Tra il 2000 e il 2008 in Italia ci sono stati 340 omicidi-suicidi per un totale di 1000 vittime. In media quasi un caso ogni 10 giorni. Secondo il Rapporto Eures-Ansa 2009 sull’omicidio volontario in Italia, il 90% degli omicidi-suicidi avviene tra le mura domestiche.
La cronaca degli ultimi tempi è caratterizzata da casi in cui una persona uccide un suo familiare e poi tenta il suicidio o lo porta a termine. Circa i motivi di tali comportamenti le statistiche ci riferiscono di forme depressive e/o disturbi di personalità.
Cosa accade in queste persone per arrivare ad uccidere il proprio figlio, nipote, moglie, marito?
Queste persone vivono costantemente il senso di disperazione in cui nulla ha più rilevanza, la vita viene vista come la causa di tanta sofferenza e l’unica soluzione possibile è togliere la vita a chi sta loro accanto e che come loro sta soffrendo e togliere la vita a sé stessi. L’omicidio, il suicidio o il tentativo di essi sono dei veri e propri agiti in cui viene anche a mancare il contatto con la realtà.
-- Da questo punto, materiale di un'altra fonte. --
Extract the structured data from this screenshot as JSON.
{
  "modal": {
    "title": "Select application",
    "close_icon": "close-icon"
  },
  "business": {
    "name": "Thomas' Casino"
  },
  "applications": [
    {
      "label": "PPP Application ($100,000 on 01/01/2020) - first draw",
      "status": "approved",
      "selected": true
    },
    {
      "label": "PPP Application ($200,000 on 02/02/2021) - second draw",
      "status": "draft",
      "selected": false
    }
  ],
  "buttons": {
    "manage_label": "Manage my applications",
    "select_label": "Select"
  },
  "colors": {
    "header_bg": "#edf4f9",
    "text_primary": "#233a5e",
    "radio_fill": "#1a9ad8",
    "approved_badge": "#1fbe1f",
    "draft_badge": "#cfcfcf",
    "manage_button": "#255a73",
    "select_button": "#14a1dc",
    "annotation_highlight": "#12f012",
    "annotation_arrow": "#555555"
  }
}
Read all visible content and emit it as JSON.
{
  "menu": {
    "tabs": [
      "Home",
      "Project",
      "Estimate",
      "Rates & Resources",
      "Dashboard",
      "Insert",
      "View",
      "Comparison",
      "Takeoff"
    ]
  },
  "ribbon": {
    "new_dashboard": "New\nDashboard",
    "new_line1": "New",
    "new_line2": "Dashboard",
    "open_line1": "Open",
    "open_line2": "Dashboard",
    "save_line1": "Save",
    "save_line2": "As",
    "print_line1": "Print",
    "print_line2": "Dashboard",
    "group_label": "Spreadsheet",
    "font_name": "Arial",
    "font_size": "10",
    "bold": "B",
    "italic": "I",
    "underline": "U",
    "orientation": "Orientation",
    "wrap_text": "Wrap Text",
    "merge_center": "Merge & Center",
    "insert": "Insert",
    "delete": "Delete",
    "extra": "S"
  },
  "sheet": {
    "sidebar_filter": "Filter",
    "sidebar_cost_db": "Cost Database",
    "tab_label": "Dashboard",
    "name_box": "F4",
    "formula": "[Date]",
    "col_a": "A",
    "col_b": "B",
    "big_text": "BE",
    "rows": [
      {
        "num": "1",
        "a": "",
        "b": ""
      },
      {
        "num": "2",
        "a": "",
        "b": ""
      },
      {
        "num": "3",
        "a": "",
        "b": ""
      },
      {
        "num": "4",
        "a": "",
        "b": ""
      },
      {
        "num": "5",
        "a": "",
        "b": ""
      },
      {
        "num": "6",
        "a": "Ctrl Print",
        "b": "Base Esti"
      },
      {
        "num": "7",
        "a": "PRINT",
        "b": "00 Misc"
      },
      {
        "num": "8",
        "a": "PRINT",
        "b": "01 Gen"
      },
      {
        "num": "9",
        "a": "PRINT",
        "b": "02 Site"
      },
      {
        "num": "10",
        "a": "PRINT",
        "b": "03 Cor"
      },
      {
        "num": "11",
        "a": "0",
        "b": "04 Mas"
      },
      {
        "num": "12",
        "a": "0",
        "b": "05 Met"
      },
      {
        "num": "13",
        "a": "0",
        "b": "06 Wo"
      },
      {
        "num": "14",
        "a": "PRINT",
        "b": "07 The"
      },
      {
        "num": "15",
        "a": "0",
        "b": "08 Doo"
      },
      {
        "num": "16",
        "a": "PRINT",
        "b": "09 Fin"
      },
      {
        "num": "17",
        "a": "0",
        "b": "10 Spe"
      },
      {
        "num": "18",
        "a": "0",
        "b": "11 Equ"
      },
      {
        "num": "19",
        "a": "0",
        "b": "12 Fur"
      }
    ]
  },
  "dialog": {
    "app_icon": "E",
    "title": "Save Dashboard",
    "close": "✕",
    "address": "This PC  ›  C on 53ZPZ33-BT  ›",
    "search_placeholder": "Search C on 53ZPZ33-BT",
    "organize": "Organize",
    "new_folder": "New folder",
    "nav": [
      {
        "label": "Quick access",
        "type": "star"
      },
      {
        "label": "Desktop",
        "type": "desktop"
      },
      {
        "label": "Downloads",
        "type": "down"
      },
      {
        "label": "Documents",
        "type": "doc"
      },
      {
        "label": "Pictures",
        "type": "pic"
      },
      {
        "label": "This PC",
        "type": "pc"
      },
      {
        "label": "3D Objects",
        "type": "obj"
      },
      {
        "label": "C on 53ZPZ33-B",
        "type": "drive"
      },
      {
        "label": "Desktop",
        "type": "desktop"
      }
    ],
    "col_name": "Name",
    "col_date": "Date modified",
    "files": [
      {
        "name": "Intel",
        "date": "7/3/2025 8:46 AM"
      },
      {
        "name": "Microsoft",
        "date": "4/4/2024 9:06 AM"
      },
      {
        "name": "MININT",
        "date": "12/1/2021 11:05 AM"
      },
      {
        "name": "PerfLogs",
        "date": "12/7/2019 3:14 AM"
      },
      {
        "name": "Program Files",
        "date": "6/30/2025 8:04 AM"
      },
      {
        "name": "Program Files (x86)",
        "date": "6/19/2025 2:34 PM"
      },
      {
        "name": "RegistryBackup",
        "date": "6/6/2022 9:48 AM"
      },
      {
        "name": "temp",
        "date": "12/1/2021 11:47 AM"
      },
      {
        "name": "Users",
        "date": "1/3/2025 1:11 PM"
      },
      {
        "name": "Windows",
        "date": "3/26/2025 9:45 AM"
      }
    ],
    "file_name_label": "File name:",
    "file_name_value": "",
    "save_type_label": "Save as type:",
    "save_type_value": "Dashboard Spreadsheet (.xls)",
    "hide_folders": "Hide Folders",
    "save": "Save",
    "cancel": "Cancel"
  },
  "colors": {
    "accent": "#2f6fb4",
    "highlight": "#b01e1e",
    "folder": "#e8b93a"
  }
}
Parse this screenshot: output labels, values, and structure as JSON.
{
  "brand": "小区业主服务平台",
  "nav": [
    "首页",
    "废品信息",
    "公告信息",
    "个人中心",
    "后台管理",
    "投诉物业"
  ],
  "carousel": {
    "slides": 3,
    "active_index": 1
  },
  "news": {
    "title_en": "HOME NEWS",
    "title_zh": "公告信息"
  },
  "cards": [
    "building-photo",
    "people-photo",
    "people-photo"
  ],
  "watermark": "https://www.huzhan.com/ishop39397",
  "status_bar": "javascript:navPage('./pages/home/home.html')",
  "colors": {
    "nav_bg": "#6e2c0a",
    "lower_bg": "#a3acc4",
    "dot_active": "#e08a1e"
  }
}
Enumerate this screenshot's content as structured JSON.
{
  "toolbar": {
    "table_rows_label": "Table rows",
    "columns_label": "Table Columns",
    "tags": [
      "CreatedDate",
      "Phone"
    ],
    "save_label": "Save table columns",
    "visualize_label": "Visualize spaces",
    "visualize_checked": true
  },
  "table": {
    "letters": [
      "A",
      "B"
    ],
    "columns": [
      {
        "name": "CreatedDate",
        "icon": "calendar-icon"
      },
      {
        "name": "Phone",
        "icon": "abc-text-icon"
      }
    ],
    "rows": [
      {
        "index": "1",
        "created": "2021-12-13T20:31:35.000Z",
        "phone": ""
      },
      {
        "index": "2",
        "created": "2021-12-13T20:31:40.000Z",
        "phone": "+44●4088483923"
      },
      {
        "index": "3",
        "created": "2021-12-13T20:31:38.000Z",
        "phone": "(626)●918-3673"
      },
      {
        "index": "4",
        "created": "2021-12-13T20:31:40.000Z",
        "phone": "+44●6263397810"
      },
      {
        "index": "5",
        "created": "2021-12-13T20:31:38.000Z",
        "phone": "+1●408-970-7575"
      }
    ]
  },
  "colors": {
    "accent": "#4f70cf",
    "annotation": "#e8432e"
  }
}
In questi casi è utile che coloro che vivono accanto alla persona che mostra un umore esageratamente triste e caratterizzato da sintomi quali: costanti pensieri negativi e di morte, sensi di colpa eccessivi, isolamento sociale, perdita di interessi e piaceri, disturbi del sonno, agitazione o rallentamento psicomotorio, significativa perdita di peso o aumento di esso e incapacità a concentrarsi, segnali immediatamente il caso alle strutture competenti di zona qualora la persona non voglia accettare un aiuto, in modo da costruire un intervento appropriato.
Allo stesso tempo è importante che le strutture e i professionisti che seguono il paziente per disturbo depressivo e/o disturbo di personalità, non sottovalutino il caso esplorando nello specifico l’area emotiva e cognitiva-comportamentale del paziente.